28. The method of any one of claims 1-25, wherein the PD-1 inhibitor is administered at a dose of 1 mg/kg to 20 mg/kg of the patient's body weight.

29. The method of any one of claims 1-25, wherein the PD-1 inhibitor is administered at a dose of 1 mg/kg, 3 mg/kg or 10 mg/kg of the patient's body weight.

30. The method of any one of claims 1-29, wherein the PD-1 inhibitor is administered as one or more doses, wherein each dose is administered two weeks, three weeks, four weeks, five weeks or six weeks after the immediately preceding dose.

31. The method according to any one of claims 1-30, wherein the PD-1 inhibitor is administered intravenously, subcutaneously, or intraperitoneally.

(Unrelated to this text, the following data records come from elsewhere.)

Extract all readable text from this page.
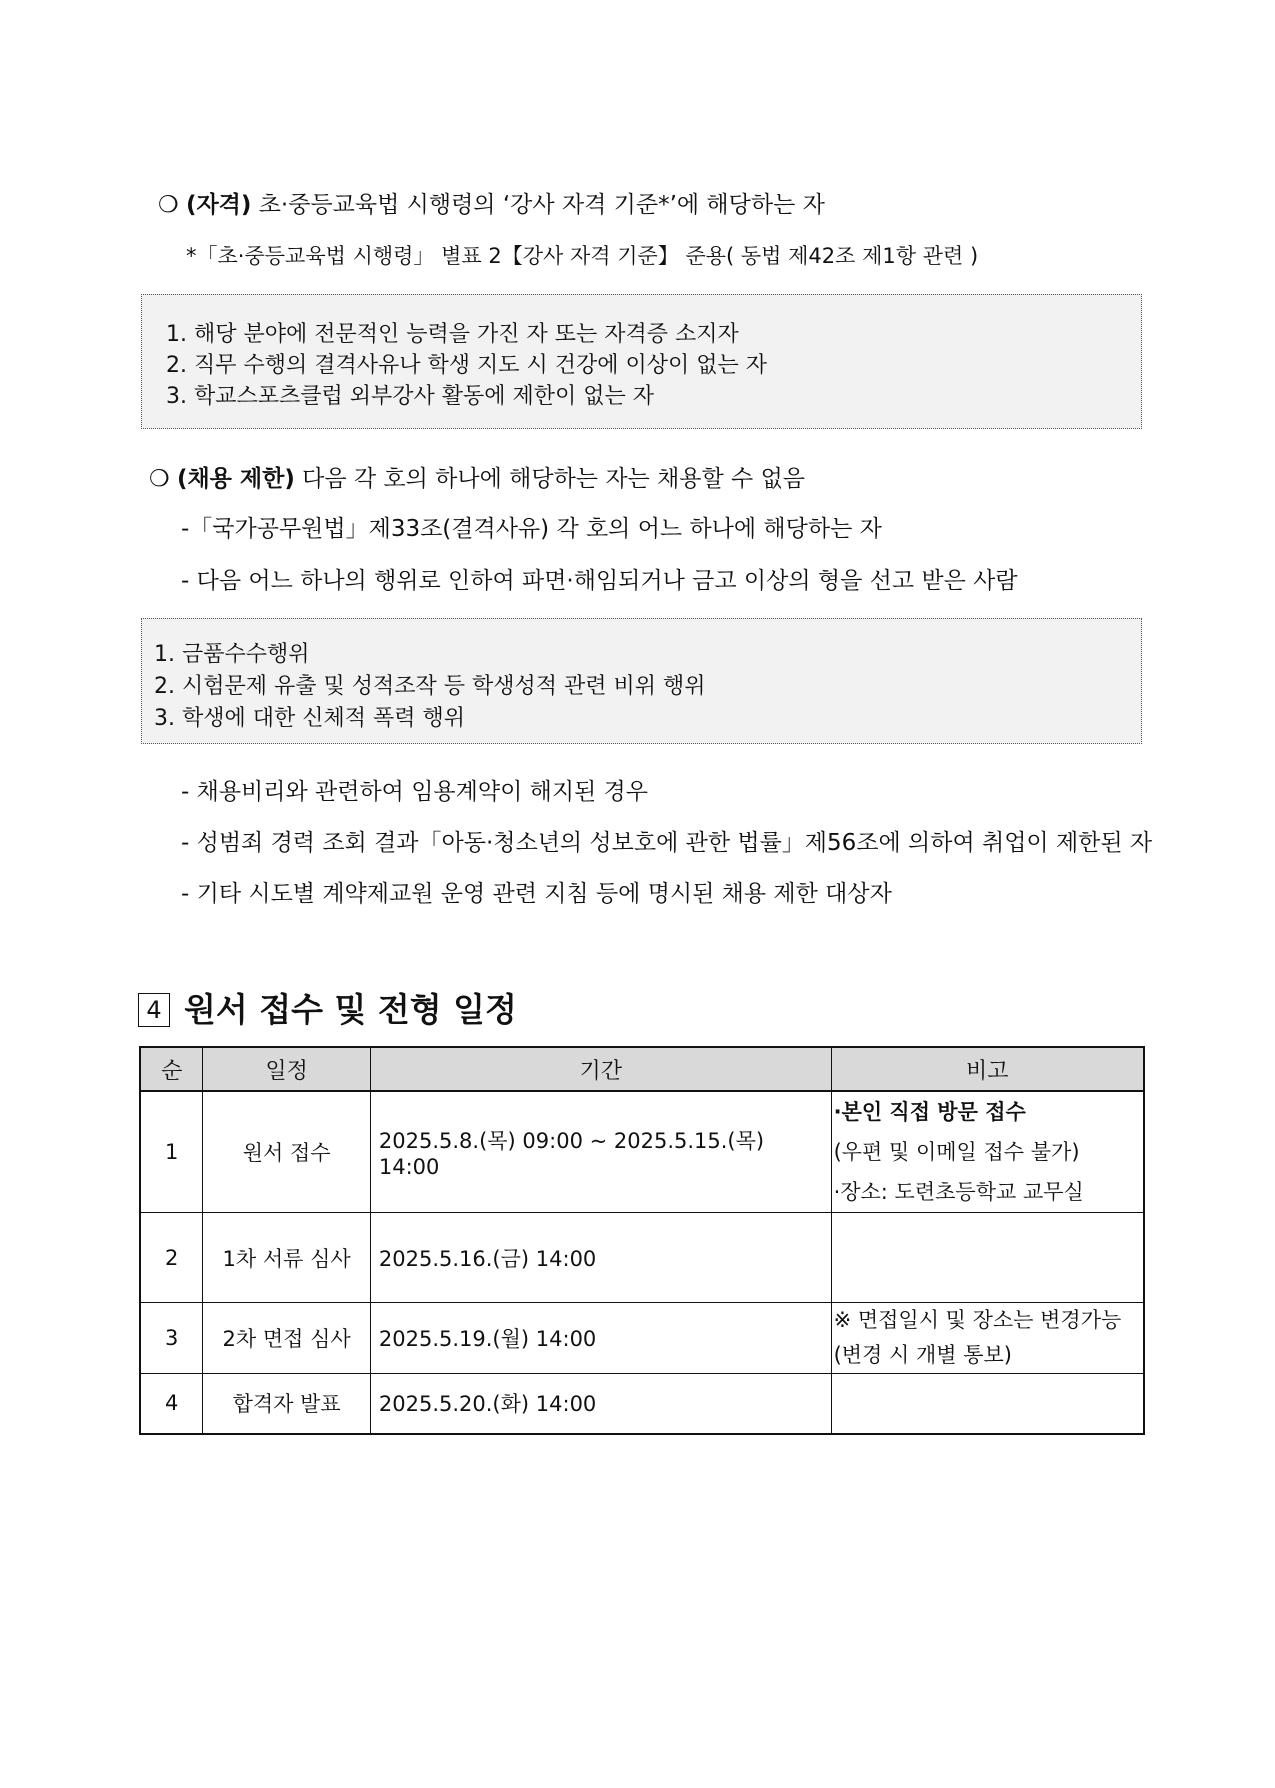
❍ (자격) 초·중등교육법 시행령의 ‘강사 자격 기준*’에 해당하는 자
*「초·중등교육법 시행령」 별표 2【강사 자격 기준】 준용( 동법 제42조 제1항 관련 )
1. 해당 분야에 전문적인 능력을 가진 자 또는 자격증 소지자
2. 직무 수행의 결격사유나 학생 지도 시 건강에 이상이 없는 자
3. 학교스포츠클럽 외부강사 활동에 제한이 없는 자
❍ (채용 제한) 다음 각 호의 하나에 해당하는 자는 채용할 수 없음
-「국가공무원법」제33조(결격사유) 각 호의 어느 하나에 해당하는 자
- 다음 어느 하나의 행위로 인하여 파면·해임되거나 금고 이상의 형을 선고 받은 사람
1. 금품수수행위
2. 시험문제 유출 및 성적조작 등 학생성적 관련 비위 행위
3. 학생에 대한 신체적 폭력 행위
- 채용비리와 관련하여 임용계약이 해지된 경우
- 성범죄 경력 조회 결과「아동·청소년의 성보호에 관한 법률」제56조에 의하여 취업이 제한된 자
- 기타 시도별 계약제교원 운영 관련 지침 등에 명시된 채용 제한 대상자
4 원서 접수 및 전형 일정
순	일정	기간	비고
1	원서 접수	2025.5.8.(목) 09:00 ~ 2025.5.15.(목) 14:00	·본인 직접 방문 접수
(우편 및 이메일 접수 불가)
·장소: 도련초등학교 교무실

2	1차 서류 심사	2025.5.16.(금) 14:00	
3	2차 면접 심사	2025.5.19.(월) 14:00	※ 면접일시 및 장소는 변경가능
(변경 시 개별 통보)

4	합격자 발표	2025.5.20.(화) 14:00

32. A kit comprising a programmed death 1 (PD-1) inhibitor in combination with written instructions for use of a therapeutically effective amount of the PD-1 inhibitor for treating or inhibiting the growth of a tumor in a patient with cancer, wherein the patient has a tumor with a tumor mutation burden (TMB) of greater than or equal to 10 mutations/Mb, and wherein the patient does not exhibit downregulated major histocompatibility complex (MHC).

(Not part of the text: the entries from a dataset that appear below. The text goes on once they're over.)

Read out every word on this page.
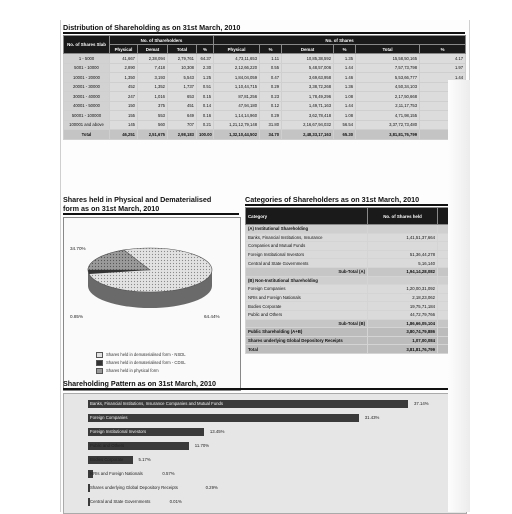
Distribution of Shareholding as on 31st March, 2010
No. of Shares Slab	No. of Shareholders				No. of Shares					
	Physical	Demat	Total	%	Physical	%	Demat	%	Total	%
1 - 5000	41,667	2,38,094	2,79,761	64.37	4,73,11,653	1.11	10,85,38,592	1.35	15,58,50,165	4.17
5001 - 10000	2,890	7,418	10,308	2.30	2,12,66,220	0.55	5,48,57,006	1.44	7,57,73,798	1.97
10001 - 20000	1,350	3,193	5,543	1.25	1,84,04,059	0.47	3,69,63,958	1.46	5,53,66,777	1.44
20001 - 30000	452	1,352	1,737	0.51	1,10,44,715	0.29	3,38,72,268	1.36	4,50,34,103	
30001 - 40000	247	1,016	653	0.15	87,81,256	0.23	1,78,49,296	1.08	2,17,50,668	
40001 - 50000	150	375	451	0.14	47,94,180	0.12	1,49,71,163	1.44	2,11,17,753	
50001 - 100000	155	553	649	0.16	1,14,14,960	0.29	3,62,78,418	1.08	4,71,98,155	
100001 and above	145	560	707	0.21	1,21,12,79,148	31.80	2,16,67,94,032	56.54	3,37,72,73,480	
Total	46,251	2,51,675	2,98,183	100.00	1,32,10,44,502	34.70	2,48,33,17,163	65.30	3,81,81,76,799	
Shares held in Physical and Dematerialised
form as on 31st March, 2010
34.70%
0.85%	64.44%
Shares held in dematerialised form - NSDL
Shares held in dematerialised form - CDSL
Shares held in physical form
Categories of Shareholders as on 31st March, 2010
Category	No. of Shares held	
(A) Institutional Shareholding		
Banks, Financial Institutions, Insurance	1,41,51,37,664	
Companies and Mutual Funds		
Foreign Institutional Investors	51,36,44,278	
Central and State Governments	5,16,140	
Sub-Total (A)	1,94,14,28,082	
(B) Non-Institutional Shareholding		
Foreign Companies	1,20,00,31,092	
NRIs and Foreign Nationals	2,18,23,062	
Bodies Corporate	19,75,71,184	
Public and Others	44,72,79,766	
Sub-Total (B)	1,86,66,05,104	
Public Shareholding (A+B)	3,80,74,79,886	
Shares underlying Global Depository Receipts	1,07,00,084	
Total	3,81,81,76,799	
Shareholding Pattern as on 31st March, 2010
Banks, Financial Institutions, Insurance Companies and Mutual Funds	37.14%
Foreign Companies	31.43%
Foreign Institutional Investors	13.45%
Public and Others	11.70%
Bodies Corporate	5.17%
NRIs and Foreign Nationals	0.57%
Shares underlying Global Depository Receipts	0.29%
Central and State Governments	0.01%
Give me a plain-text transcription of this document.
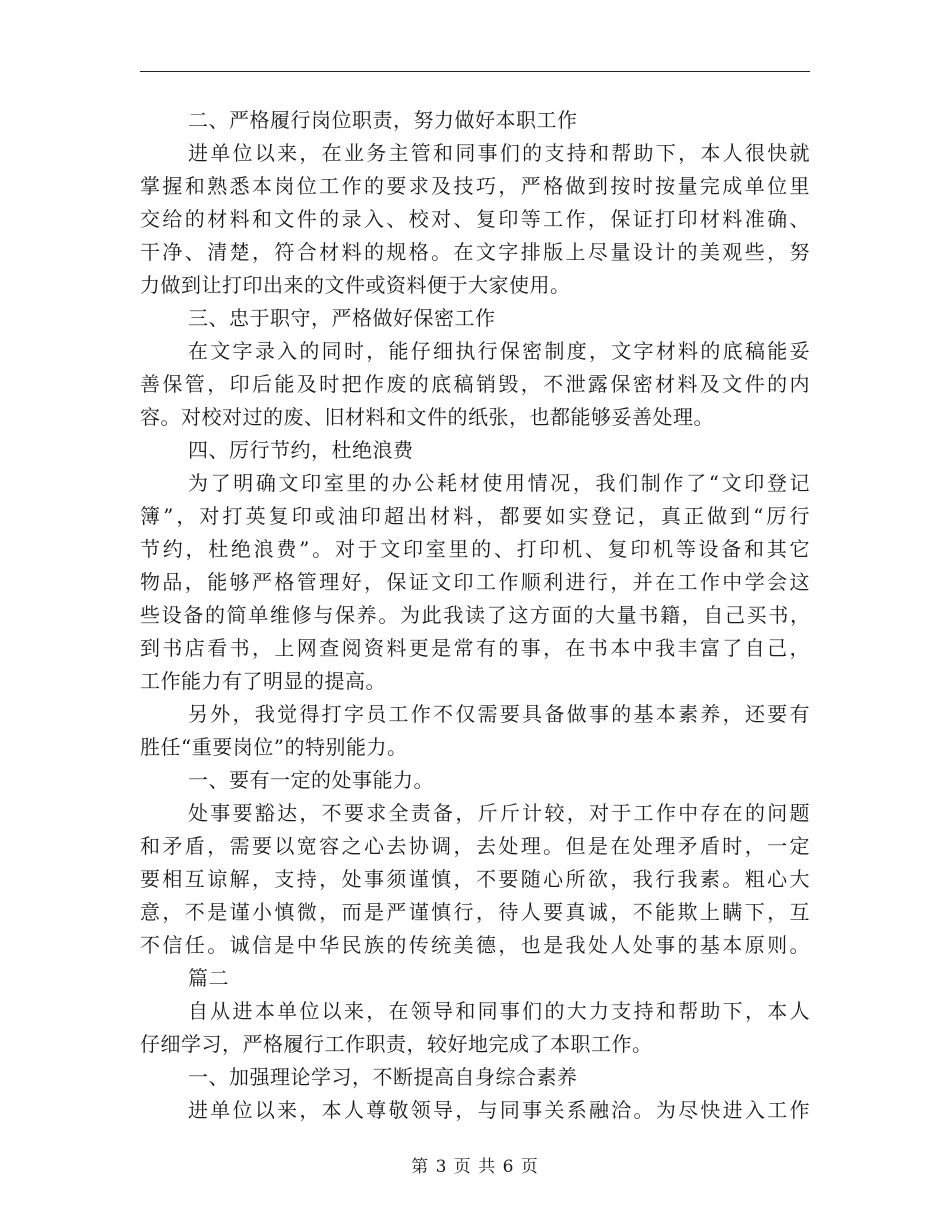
二、严格履行岗位职责，努力做好本职工作
进单位以来，在业务主管和同事们的支持和帮助下，本人很快就
掌握和熟悉本岗位工作的要求及技巧，严格做到按时按量完成单位里
交给的材料和文件的录入、校对、复印等工作，保证打印材料准确、
干净、清楚，符合材料的规格。在文字排版上尽量设计的美观些，努
力做到让打印出来的文件或资料便于大家使用。
三、忠于职守，严格做好保密工作
在文字录入的同时，能仔细执行保密制度，文字材料的底稿能妥
善保管，印后能及时把作废的底稿销毁，不泄露保密材料及文件的内
容。对校对过的废、旧材料和文件的纸张，也都能够妥善处理。
四、厉行节约，杜绝浪费
为了明确文印室里的办公耗材使用情况，我们制作了“文印登记
簿”，对打英复印或油印超出材料，都要如实登记，真正做到“厉行
节约，杜绝浪费”。对于文印室里的、打印机、复印机等设备和其它
物品，能够严格管理好，保证文印工作顺利进行，并在工作中学会这
些设备的简单维修与保养。为此我读了这方面的大量书籍，自己买书，
到书店看书，上网查阅资料更是常有的事，在书本中我丰富了自己，
工作能力有了明显的提高。
另外，我觉得打字员工作不仅需要具备做事的基本素养，还要有
胜任“重要岗位”的特别能力。
一、要有一定的处事能力。
处事要豁达，不要求全责备，斤斤计较，对于工作中存在的问题
和矛盾，需要以宽容之心去协调，去处理。但是在处理矛盾时，一定
要相互谅解，支持，处事须谨慎，不要随心所欲，我行我素。粗心大
意，不是谨小慎微，而是严谨慎行，待人要真诚，不能欺上瞒下，互
不信任。诚信是中华民族的传统美德，也是我处人处事的基本原则。
篇二
自从进本单位以来，在领导和同事们的大力支持和帮助下，本人
仔细学习，严格履行工作职责，较好地完成了本职工作。
一、加强理论学习，不断提高自身综合素养
进单位以来，本人尊敬领导，与同事关系融洽。为尽快进入工作
第 3 页 共 6 页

33. A method of treating or inhibiting the growth of a tumor, comprising:

(a) selecting a patient with a basal cell carcinoma (BCC) tumor, wherein the patient has experienced progression of disease on Hedgehog Inhibitor (HHI) therapy or was intolerant of prior HHI therapy;

(b) collecting a biopsy of the tumor;

(c) measuring the tumor mutation burden (TMB) of the tumor biopsy;

(d) measuring the expression of major histocompatibility complex (MHC)-I in the tumor biopsy; and

(e) administering to the patient a therapeutically effective amount of programmed death 1 (PD-1) inhibitor if the tumor biopsy exhibits a TMB of greater than or equal to 10 mutations/Mb, and if at least 35% of the tumor biopsy cells are positive for MHC-I expression.

34. A method of selecting a patient with a basal cell carcinoma (BCC) tumor for treatment with a programmed death 1 (PD-1) inhibitor, comprising:

(a) collecting a biopsy of the BCC tumor;

(b) measuring the tumor mutation burden (TMB) of the tumor biopsy;

(c) measuring the expression of major histocompatibility complex (MHC)-I in the tumor biopsy; and

(d) selecting the patient for treatment with a PD-1 inhibitor if the tumor biopsy has a TMB of greater than or equal to 10 mutations/Mb, and a positive MHC-I expression in at least 35% of tumor cells.